Réalisés à la toute fin des années soixante-dix, et, remontés de la cave, pour votre plaisir, j’espère…
Ou comment l’on détourne la publicité abrutissante à des fins ludiques et oniriques, pour réinventer un territoire, recréer le royaume d’enfance, « le vert paradis […]. »




Christophe SALEMBIER, peintre aux confluences ou qui a retrouvé la source ?…

Christophe Salembier aurait-il trouvé l’espace entre peinture et non-peinture qui nous ramène aux origines de la peinture et de l’acte créateur, entre figuration et abstraction ? À la pointe de la modernité, il retrouve l’acte créateur des peintres rupestres : l’Art comme expression d’un sacré que l’on crée et qu’on interroge.

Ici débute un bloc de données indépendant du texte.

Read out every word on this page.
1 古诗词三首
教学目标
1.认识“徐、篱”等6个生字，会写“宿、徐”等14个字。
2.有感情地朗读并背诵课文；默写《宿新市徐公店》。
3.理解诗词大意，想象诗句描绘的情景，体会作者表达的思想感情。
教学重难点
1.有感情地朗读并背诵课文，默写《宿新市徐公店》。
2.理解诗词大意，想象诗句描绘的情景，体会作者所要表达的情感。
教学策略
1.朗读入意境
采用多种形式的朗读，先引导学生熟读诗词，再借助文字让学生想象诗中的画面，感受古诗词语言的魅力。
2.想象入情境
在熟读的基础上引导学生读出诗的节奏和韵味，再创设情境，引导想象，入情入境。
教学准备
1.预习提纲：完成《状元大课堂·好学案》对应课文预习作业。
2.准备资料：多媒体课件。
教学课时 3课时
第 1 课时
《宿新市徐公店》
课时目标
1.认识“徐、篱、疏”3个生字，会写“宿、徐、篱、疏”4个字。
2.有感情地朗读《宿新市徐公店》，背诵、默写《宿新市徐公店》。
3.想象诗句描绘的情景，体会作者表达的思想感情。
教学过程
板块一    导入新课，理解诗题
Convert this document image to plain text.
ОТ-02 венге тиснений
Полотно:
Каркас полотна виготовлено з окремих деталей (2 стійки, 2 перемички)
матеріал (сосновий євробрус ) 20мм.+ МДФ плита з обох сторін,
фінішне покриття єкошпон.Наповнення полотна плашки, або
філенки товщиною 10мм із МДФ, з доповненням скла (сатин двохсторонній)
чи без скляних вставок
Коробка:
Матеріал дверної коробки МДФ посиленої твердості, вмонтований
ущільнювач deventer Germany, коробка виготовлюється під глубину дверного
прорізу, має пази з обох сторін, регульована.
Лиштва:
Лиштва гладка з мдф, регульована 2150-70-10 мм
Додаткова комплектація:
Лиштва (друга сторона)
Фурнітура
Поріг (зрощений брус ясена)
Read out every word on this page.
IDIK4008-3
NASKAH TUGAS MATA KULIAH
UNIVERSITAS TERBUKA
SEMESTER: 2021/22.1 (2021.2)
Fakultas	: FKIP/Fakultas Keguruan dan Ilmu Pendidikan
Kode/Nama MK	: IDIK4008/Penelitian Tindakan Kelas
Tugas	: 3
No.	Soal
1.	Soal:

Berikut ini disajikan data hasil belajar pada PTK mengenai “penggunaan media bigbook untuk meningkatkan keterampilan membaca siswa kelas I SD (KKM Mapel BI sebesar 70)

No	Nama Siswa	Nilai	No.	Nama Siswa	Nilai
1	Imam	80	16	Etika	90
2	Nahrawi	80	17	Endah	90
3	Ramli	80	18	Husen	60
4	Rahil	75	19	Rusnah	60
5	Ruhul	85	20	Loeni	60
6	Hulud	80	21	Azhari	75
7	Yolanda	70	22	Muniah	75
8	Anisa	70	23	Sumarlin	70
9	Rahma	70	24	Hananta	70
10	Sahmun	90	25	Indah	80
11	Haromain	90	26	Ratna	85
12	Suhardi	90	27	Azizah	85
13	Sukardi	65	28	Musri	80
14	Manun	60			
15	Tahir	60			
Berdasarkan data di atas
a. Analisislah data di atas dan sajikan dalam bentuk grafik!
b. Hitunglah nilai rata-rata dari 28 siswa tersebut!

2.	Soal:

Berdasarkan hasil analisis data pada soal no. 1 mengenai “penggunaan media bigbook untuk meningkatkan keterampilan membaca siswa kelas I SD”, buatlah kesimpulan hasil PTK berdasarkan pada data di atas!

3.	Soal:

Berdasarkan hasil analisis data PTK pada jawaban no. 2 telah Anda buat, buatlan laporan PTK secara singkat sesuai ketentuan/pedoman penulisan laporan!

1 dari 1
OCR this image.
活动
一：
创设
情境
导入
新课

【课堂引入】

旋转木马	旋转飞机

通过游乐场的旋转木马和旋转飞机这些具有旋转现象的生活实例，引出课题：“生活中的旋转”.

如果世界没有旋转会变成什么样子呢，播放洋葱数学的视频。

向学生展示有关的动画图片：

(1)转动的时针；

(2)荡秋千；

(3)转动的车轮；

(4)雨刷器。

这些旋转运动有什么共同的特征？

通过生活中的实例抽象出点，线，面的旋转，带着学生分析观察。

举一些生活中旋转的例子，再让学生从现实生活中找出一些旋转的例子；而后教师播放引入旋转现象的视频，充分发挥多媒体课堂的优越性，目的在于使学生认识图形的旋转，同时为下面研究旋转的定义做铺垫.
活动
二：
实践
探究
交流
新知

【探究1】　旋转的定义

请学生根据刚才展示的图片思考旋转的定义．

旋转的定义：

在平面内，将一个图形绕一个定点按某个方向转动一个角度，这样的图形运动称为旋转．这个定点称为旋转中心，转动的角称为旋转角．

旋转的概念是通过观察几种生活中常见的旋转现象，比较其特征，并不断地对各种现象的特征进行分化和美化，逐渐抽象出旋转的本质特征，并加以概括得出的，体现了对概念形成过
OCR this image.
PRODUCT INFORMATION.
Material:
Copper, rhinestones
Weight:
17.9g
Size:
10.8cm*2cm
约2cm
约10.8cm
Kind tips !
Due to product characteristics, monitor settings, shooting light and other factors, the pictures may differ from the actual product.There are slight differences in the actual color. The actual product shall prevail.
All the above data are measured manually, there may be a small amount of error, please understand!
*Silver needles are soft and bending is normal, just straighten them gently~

Tableaux de Christophe Salembier, peintre (© Reproduction interdite.)

DÉCLARATION

Nous, Ehpotsirhc 1er, Roi d’un royaume qui n’est nulle-part et qui peut donc s’étendre à l’univers entier, grand Alchimiste-ès-or, transsubtantiateur du Temps et de la Mort, Fils du Soleil et de la Nuit, déclarons ouvertes les Assises du Ciel, des peuples ayant présidé au commencement de l’infini, afin que le Visible enfin se soumette aux raisons de l’Invisible et de ses lois, sans réserve d’aucune sorte, et s’y plie.

Ehpotsirhc 1er, 1er juillet 1990.

PEINTRE DE L’INSOLITE ?

Non. Regardons ces tableaux : la nudité y est par trop métaphysique. Pas d’anecdote : le plus souvent des murs peints comme des cénotaphes de civilisations perdues ou inconnues, sinon des sols porteurs de traits et de dessins, partout de l’or en vol, en suspension, qui capte la lumière, mais, autour, picturalement, une matière annulée, de la lumière et du vent. Rien de plus. Rien de moins. Presque rien, en somme ; ce rien devient tout pour le moins et c’est ici, Cocteau l’eut dit, ce mensonge de l’Art, qui, parce qu’il ment, dit toute la vérité, une vérité inconnue, mais qui nous est connue pourtant.

Tout est ici mis en abyme. Tout est ici paradoxe. Tout est ici ailleurs, passé, présent, présence, absence. C’est peut-être la non-peinture dont tant de peintres ont rêvé depuis le soleil mélodieux de l’impressionnisme qui avait trop bien brillé, brûlé trop clair, trop fort, trop chaleureux pour les temps historiques glaciaires qui suivirent, ternes, opaques. C’est sans doute ici — mais où sommes-nous ? — la vraie peinture de l’éclipse et du silence, qui n’a plus peur, comme l’abstrait toujours tenté par le refuge du ready-made et de l’objet, d’utiliser encore, à nouveau, le support peinture précisément parce qu’elle l’annule.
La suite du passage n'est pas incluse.